NUMA takes cache's basic concept of memory locality and expands on it so that multiprocessor systems can make effective use of not just their local memory but also of memory on different buses, and even memory connected to the processor over a fast network. With NUMA, every processor or group of processors accesses other CPUs' memory. They still have access to their own local memory, of course, but by sharing memory they're much more capable of performing efficient parallel processing and dividing up massively data-intensive tasks into manageable sizes.

Linux has supported NUMA to a degree since the 2.6.0 kernel. With this latest edition, physical memory pages can be moved between NUMA nodes while the process is running through swap memory. In English, this means that the processor can still use the same virtual addresses, thus saving on processor power. The point of this operation goes back to NUMA's caching goal -- to place the data that's most likely to be used by the processor closer to it, so that the system's overall memory performance is improved.

Under the hood, this Linux kernel also includes several new system calls. No fewer than 13 of these system calls take a file descriptor/filename pair as an argument instead of a single file name. The point here is to improve the performance of any program that needs to examine or change multiple files on a file-system tree.

You could, of course, always do this with C library calls -- almost always Glibc in Linux -- but implementing a virtual per-thread current working directory with Glibc was processor-time expensive. So, taking a leaf from OpenSolaris, Linux now has that functionality built-in.

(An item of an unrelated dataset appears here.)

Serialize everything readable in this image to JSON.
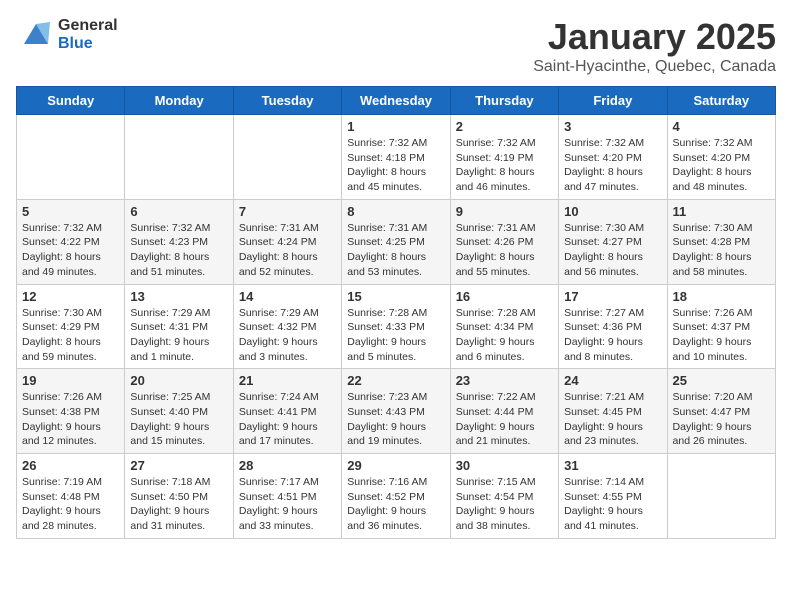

Linux also now has the unshare() system call. With this call, developers can now use a thread model that allows threads to selectively "unshare" any resources that were being shared at the time of their creation.

The main use of unshare is to allow a process to control its shared execution context without creating a new process. This may sound esoteric, but it's widely thought in developer circles that this enhancement will prove very helpful.

For example, on clustered or distributed systems, programs may access all possible file systems from each system in the computer complex (Postscript file). Without unshare, each system might find its own way to mount all the other file systems. You can probably see where this is going. You can end up with a network of "spaghetti" drive mounts, in which the failure of any single desktop can bring down the entire network's file storage.

With ushare, setting up a private name space, in which each machine keeps its own copy of the drive map system, becomes much easier. This, in turn, makes the entire distributed system far more stable.

There are also many other possible uses for ushare. While end-users won't see it, I suspect ushare will quickly become popular with Linux programmers.

Last and simplest, but not the least, Linux now has improved power management support for many devices and subsystems.

As I said at the beginning, to sum it all up, this is not a release that will excite many end-users, but for developers it's a different story. In particular, programmers working with clusters and distributed applications will find a great deal to like in Linux 2.6.16.